Challenges of big data analysis pdf
https://academic.oup.com/nsr/article/1/2/293/1397586
The authors speak of Noise accumulation on page 6. To summarize in part, classification can be obfuscated by many weak predictors that do not reduce classification error. If a dataset has 200 predictors but only 2 are really useful, the noise added by the other 198 is enough to ruin the classification. Noise accumulation makes variable selection important, but due to “spurious correlations” it can be more difficult with big data. Spurious correlations are when variables are correlated for no apparent reason. It leads to associating selected variables that are not relevant. The presence of spurious variables also impacts inference, variance tends to be seriously underestimated. Finally, Incidental endogeneity is when some predictors correlate with noise.

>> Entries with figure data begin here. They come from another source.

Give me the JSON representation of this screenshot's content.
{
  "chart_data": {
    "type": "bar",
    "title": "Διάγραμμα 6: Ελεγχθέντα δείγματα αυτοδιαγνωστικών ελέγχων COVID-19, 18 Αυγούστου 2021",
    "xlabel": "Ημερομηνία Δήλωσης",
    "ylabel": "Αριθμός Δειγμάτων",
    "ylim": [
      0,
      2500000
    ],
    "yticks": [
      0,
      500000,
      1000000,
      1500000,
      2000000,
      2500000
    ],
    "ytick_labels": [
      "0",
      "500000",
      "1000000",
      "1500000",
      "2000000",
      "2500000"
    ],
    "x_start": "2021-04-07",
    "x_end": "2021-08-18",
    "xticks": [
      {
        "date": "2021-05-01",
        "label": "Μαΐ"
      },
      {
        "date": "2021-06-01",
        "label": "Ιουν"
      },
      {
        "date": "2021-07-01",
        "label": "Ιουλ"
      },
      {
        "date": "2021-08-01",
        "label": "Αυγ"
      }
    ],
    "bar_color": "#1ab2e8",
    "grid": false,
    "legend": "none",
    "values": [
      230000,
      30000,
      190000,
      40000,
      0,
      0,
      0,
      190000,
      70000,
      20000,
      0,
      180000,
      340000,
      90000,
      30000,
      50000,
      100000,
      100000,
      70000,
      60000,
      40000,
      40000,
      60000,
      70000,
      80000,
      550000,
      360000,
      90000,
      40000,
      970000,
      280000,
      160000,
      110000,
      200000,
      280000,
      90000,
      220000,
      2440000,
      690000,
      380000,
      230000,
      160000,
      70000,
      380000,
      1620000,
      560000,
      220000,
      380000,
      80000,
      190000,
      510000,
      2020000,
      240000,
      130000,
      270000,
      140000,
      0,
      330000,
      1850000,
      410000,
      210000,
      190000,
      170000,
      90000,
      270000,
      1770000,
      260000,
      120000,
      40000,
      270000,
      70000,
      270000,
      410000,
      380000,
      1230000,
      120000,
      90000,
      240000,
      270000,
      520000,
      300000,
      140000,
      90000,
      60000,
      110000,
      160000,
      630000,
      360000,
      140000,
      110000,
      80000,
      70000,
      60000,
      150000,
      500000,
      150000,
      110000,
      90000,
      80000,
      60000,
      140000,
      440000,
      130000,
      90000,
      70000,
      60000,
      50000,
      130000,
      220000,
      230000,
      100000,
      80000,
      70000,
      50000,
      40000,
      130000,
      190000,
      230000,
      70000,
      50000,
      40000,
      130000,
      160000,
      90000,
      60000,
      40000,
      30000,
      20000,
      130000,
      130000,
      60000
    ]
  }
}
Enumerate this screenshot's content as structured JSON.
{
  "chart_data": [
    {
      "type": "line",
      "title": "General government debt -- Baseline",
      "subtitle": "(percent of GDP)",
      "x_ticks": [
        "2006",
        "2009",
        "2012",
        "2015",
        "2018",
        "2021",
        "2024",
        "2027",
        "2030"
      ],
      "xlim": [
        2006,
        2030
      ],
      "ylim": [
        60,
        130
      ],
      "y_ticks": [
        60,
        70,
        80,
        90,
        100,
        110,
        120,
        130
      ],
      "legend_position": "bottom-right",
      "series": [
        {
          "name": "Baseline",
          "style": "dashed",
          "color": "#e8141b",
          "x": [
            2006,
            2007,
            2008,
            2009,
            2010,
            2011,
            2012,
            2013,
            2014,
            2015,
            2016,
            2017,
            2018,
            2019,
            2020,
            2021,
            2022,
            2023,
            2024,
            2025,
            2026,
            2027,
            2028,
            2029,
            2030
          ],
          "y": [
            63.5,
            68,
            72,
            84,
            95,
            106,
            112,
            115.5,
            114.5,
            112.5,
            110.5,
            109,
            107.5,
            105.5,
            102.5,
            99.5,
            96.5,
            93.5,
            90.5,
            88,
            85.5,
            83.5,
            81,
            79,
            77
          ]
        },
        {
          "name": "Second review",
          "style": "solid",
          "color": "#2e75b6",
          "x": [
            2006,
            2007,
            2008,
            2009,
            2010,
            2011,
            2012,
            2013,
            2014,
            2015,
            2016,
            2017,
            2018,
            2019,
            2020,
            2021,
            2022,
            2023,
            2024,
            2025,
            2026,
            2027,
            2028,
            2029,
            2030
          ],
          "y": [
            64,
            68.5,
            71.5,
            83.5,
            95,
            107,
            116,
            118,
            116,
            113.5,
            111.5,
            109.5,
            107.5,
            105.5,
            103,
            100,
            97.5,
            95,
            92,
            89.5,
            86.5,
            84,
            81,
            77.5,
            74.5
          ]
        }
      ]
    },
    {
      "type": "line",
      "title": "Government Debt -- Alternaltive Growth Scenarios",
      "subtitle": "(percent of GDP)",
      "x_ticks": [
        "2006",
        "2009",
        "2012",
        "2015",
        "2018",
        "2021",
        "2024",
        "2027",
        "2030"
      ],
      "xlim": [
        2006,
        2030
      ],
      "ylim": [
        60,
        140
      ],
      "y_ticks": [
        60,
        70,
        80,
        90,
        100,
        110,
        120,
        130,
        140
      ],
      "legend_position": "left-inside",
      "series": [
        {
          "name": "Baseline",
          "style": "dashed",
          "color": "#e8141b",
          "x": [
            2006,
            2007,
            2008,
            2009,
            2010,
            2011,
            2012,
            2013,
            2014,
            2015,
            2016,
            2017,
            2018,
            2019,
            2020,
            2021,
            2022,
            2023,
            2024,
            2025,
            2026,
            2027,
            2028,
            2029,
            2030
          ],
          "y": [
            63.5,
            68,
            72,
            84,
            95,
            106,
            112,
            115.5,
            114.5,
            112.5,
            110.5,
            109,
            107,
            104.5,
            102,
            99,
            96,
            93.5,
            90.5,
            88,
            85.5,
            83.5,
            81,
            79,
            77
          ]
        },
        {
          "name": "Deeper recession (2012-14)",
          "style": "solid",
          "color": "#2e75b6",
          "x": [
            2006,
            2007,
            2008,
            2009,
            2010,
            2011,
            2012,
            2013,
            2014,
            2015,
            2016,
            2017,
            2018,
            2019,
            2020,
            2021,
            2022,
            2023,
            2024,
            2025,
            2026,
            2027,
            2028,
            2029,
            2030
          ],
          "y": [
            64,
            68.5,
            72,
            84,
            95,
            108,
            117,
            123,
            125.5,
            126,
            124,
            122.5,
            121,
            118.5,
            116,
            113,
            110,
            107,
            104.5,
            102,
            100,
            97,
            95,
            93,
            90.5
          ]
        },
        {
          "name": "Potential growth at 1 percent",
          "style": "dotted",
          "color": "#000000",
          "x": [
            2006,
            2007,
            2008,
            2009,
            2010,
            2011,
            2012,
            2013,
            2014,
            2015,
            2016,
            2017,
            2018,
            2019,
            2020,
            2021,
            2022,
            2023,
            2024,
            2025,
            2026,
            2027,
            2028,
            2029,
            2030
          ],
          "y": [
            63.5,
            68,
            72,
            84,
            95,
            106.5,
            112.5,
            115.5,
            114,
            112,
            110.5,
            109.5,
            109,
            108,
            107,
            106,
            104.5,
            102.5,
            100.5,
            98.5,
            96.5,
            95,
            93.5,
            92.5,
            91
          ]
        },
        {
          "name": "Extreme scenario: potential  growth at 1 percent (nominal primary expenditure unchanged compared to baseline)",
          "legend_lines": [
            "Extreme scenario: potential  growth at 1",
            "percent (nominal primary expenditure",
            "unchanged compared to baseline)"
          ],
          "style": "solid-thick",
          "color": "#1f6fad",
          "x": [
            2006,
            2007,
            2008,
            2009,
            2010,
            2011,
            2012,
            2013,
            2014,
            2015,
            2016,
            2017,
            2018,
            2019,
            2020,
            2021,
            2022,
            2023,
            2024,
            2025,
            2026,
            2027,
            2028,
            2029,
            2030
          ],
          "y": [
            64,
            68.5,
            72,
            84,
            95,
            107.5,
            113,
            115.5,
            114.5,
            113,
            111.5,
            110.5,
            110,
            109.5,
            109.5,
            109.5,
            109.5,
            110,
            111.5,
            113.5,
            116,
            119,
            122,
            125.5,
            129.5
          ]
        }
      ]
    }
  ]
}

This is a pretty long article and I do not have time to read the whole thing now. However, I have been stuck at work while trying to predict the types of trees that will regenerate in forests with and without different types of disturbance. I have known that I have all of these issues, even though I didn’t know they had names. There are many things that could be predictive of forest type, but they are all weak and there is a lot of noise. I very much agree with the authors that these are problems when dealing with big data. I have been working with a random forests model, and hoping that I could fix some other issues that would help my model. I am excited to read the rest of this paper and do some more digging. I have zero-inflation, over dispersion, noise accumulation, and indcidental endogeneity in my dataset.